How will Middle East corridor impact trade? (GS Paper 3, Economy)
Why in news?
- At a special event on the sidelines of the G-20 summit in New Delhi, a memorandum of understanding (MoU) was signed to establish the ‘India-Middle East-Europe Economic Corridor’ (IMEC).
- Other than the two co-chairs of the event, Indian Prime Minister and U.S. President, the signatories included leaders of Saudi Arabia, the UAE, the European Union (EU), Italy, France and Germany.
- The project forms part of the Partnership for Global Infrastructure and Investment (PGII).
What is the corridor?
- The proposed IMEC will consist of railroad, ship-to-rail networks (road and sea) and road transport routes (and networks) extending across two corridors.
- While the east corridor will connect India to the Gulf, the northern corridor will connect the Gulf to Europe.
- As per the MoU, the railway, upon completion, would provide a “reliable and cost-effective cross-border ship-to-rail transit network to supplement existing maritime and road transports routes”.
Significance:
- It would enable the transportation of goods and services from India to the UAE, Saudi Arabia, Jordan, Israel and Europe, and back.
- The corridor is expected to increase efficiency (relating to transit), reduce costs, generate jobs, and lower greenhouse gas emissions. This in turn will translate into a “transformative integration of Asia, Europe and the Middle East.”
- The MoU states that participants intend to enable the laying of cables for electricity and digital connectivity, as well as pipes for clean hydrogen export along the railway route.
- The MoU points out that participants will “work collectively and expeditiously” to arrange and implement all elements of the transit route. These relate to technical design, financing, legal and relevant regulatory standards.

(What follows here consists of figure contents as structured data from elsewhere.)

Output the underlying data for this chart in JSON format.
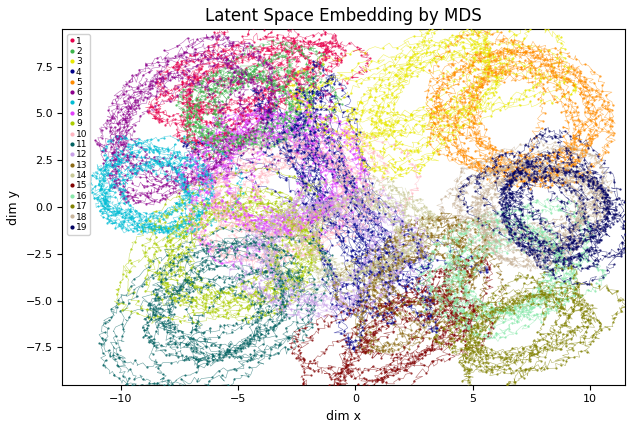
{
  "title": "Latent Space Embedding by MDS",
  "xlabel": "dim x",
  "ylabel": "dim y",
  "xlim": [
    -12.5,
    11.5
  ],
  "ylim": [
    -9.5,
    9.5
  ],
  "xticks": [
    -10,
    -5,
    0,
    5,
    10
  ],
  "yticks": [
    -7.5,
    -5.0,
    -2.5,
    0.0,
    2.5,
    5.0,
    7.5
  ],
  "n_series": 19,
  "colors": [
    "#e6004b",
    "#3cb44b",
    "#e8e800",
    "#00008b",
    "#ff8c00",
    "#8b008b",
    "#00bcd4",
    "#e040fb",
    "#aacc00",
    "#ffb6c1",
    "#006060",
    "#c8a0e8",
    "#8b6914",
    "#c8c896",
    "#800000",
    "#88e8aa",
    "#808000",
    "#c8b49b",
    "#000060"
  ],
  "figsize": [
    6.32,
    4.3
  ],
  "dpi": 100,
  "title_fontsize": 12,
  "label_fontsize": 9,
  "legend_fontsize": 6.5,
  "marker_size": 1.2,
  "linewidth": 0.4,
  "alpha_line": 0.6,
  "alpha_dot": 0.8
}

- A meeting is planned in the next 60 days to carve out an “action plan” with “relevant timetables”.
How has it been received?
- India suggested the corridor “promises to be a beacon of cooperation, innovation, and shared progress,” Ursula von der Leyen, President of the European Commission, said the corridor was “more than ‘just’ a railway or a cable, it is a green and digital bridge across continents and civilisations.”
- EU called it the “most direct connection” between India, the Gulf and Europe: with a rail link that would make trade between India and Europe 40% faster.

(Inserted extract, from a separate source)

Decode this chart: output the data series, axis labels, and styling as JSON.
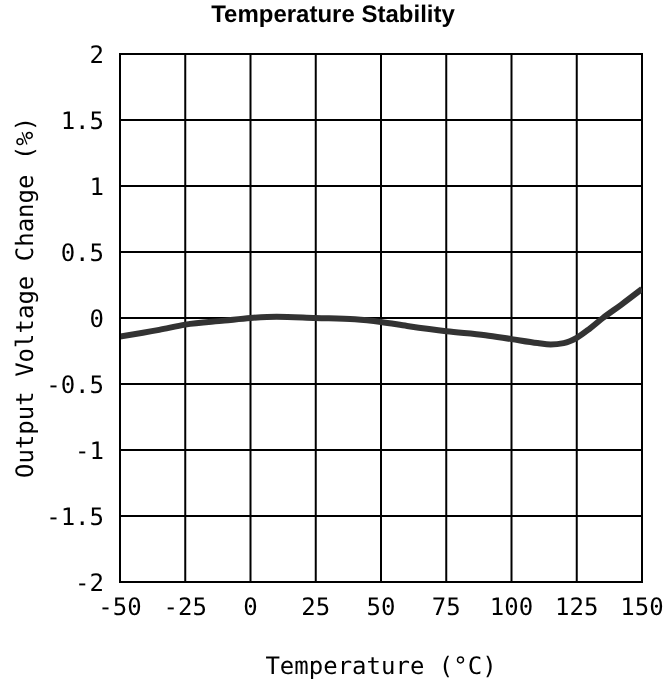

- On the other hand, with the corridor being suggested as a competitor for China’s Belt and Road Initiative (BRI), the Chinese experts have doubts over pledges made by the U.S.
What geopolitics is at play here?
- It has often been believed that China is utilising the BRI from the Indo-Pacific to West Asia to further their economic and political influence, particularly on sovereigns with relatively unstable economies.

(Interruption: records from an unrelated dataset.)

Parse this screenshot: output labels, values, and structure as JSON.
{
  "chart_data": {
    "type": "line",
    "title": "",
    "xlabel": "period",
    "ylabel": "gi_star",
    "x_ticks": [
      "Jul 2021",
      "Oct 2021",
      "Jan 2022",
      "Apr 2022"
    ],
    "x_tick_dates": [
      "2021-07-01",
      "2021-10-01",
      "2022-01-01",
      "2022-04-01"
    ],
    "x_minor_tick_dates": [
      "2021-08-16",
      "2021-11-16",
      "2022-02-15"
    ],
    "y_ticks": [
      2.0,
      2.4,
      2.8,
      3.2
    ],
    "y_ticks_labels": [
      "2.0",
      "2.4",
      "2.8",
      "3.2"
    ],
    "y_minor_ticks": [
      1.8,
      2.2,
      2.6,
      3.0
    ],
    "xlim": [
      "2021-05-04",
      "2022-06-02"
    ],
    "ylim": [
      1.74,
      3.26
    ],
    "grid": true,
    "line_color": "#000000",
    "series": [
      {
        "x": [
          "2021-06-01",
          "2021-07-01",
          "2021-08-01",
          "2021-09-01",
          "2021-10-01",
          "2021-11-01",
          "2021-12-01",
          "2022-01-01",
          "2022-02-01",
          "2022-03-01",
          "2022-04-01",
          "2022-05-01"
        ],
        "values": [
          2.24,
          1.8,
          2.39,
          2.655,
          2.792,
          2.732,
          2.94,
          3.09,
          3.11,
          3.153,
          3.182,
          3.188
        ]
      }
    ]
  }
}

- For the U.S., the project could also serve to counter China’s influence at a time when America’s traditional Arab partners, including the UAE and Saudi Arabia, are deepening ties with China, India and other Asian powers.
What it holds for India?
- A corridor connecting India to Europe via West Asia and the Mediterranean region could serve as an “alternative trans-regional commercial transportation route” to the troubled Chabahar-based International North-South Transit Corridor.
- From Mumbai, Indian goods shipped by this route could arrive on the European mainland in as less as 10 days, 40% faster than through the Suez Canal maritime route.
- India’s “careful cultivation” of a multilateral economic cooperation with such a corridor “was of paramount importance.”
- Despite India’s favourable demographics, geography and commercial transportation infrastructure are not alone sufficient to ensure that India will realise its potential as a Eurasian economic power.
- The commercial corridors only emerge where requisite large investments in port and rail infrastructure are coupled with an industrial base anchored in manufacturing value chains”— precisely the purpose of the present corridor.
How does this affect Israel and Gulf ties?
- Saudi Arabia and Israel do not have diplomatic ties primarily because of differences of opinion about the Israel-Palestine conflict. In fact, Israel has official ties only with Egypt, Jordan, the UAE, Bahrain and Morocco in the Arab region. In this light, the transit network which seeks integration on multiple fronts assumes particular significance.
- The corridor’s passage through Jordan and Israel could also support the U.S. administration’s effort to build on the recent normalisation of ties between Israel and several Arab states, including the UAE. This may push Saudi Arabia to follow suit and formalise ties.
- With Saudi Arabia being the world’s top exporter of oil and the UAE being West Asia’s dominant finance centre, both are “seeking to project themselves as key logistics and trade hubs between east and west.”